Par dérogation à l'article D. 5312-44 du code des transports, le ministre chargé des ports maritimes nomme un commissaire du Gouvernement et un commissaire du Gouvernement adjoint. Celui-ci assiste aux délibérations du conseil. En cas d'absence ou d'empêchement du commissaire du Gouvernement, ses pouvoirs sont exercés par le commissaire du Gouvernement adjoint.

Les décisions du conseil lui sont soumises dans les conditions définies à l'article R. 5312-25 du code des transports.

Un membre du contrôle général économique et financier peut être associé aux travaux du conseil à sa demande.

Le grand port maritime de Marseille assure au cours de la première année d'exercice le secrétariat du conseil de coordination et prend en charge ses dépenses de fonctionnement. Il prépare les délibérations du conseil.

Le conseil adoptera un règlement intérieur qui définira notamment l'organisation du secrétariat et la prise en charge de ses dépenses de fonctionnement à l'issue de la première année.

Le conseil adopte le document de coordination mentionné à l'article L. 5312-12 du code des transports.
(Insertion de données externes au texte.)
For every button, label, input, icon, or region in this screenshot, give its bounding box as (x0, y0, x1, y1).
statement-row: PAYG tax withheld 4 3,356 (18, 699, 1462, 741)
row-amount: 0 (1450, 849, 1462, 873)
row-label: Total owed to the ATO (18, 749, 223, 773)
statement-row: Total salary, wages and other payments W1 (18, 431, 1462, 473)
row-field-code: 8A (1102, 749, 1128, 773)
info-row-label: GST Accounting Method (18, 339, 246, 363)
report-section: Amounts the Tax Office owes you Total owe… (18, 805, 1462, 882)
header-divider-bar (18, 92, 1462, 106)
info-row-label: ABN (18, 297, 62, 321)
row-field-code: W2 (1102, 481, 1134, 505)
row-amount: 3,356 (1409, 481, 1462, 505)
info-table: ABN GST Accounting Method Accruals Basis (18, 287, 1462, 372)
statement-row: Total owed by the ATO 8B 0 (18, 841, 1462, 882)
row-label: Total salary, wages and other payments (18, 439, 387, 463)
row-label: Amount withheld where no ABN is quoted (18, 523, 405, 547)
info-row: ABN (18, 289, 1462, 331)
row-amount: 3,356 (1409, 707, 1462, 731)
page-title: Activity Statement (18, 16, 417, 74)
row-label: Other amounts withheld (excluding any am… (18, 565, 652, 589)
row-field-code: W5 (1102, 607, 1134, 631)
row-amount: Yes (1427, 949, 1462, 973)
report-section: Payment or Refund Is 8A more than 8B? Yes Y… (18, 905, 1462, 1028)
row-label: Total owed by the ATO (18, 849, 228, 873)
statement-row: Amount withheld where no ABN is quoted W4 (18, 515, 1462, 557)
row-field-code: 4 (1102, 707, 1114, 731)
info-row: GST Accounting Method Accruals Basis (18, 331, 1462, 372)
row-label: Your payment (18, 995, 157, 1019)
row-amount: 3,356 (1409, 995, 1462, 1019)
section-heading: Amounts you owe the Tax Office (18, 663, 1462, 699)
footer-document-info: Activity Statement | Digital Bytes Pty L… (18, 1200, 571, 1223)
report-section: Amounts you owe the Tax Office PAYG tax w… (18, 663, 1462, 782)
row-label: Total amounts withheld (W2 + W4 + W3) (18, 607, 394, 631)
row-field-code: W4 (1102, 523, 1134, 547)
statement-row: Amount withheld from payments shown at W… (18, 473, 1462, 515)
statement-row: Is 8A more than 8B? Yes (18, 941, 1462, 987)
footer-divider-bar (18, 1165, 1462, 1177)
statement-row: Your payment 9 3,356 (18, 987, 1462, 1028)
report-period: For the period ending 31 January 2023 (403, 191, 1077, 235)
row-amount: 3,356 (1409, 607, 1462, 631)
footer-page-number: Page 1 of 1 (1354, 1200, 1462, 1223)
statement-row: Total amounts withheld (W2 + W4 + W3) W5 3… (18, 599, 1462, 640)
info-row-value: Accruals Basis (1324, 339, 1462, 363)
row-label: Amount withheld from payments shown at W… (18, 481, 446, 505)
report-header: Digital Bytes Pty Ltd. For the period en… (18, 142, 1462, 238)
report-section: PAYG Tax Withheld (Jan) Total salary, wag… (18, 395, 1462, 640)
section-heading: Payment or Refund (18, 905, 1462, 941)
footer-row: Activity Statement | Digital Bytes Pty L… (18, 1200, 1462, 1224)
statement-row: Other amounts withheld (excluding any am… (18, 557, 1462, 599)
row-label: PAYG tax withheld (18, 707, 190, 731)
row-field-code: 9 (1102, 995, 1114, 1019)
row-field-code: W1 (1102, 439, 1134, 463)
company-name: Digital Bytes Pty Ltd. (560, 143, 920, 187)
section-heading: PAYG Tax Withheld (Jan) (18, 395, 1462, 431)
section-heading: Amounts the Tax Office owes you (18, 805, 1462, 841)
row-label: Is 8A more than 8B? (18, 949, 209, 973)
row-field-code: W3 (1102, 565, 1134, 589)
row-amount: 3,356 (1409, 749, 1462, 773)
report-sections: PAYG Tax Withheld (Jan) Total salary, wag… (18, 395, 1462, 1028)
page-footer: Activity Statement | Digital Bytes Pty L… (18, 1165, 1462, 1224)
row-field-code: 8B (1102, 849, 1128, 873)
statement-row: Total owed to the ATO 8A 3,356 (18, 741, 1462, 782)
Il est révisé dans les cinq ans suivant son adoption ou sa précédente révision.

Celui-ci porte notamment sur :

– la stratégie d'aménagement et de développement du transport de marchandises et de la logistique à l'échelle du territoire concerné par le conseil ;

– la coordination des grandes orientations en matière de développement, de projets d'investissements, de stratégie et de promotion du grand port maritime de Marseille, de la compagnie nationale du Rhône, des ports décentralisés de Sète et de Toulon et des membres de Medlink Ports.

Avant son adoption, il est soumis, pour avis, au conseil de surveillance du grand port maritime de Marseille, au conseil de surveillance de la compagnie nationale du Rhône, aux autorités portuaires des ports de Sète et de Toulon et à l'assemblée générale de Medlink Ports. A la demande conjointe de ces instances, est inscrite à l'ordre du jour du conseil de coordination interportuaire et logistique une délibération portant sur le document de coordination.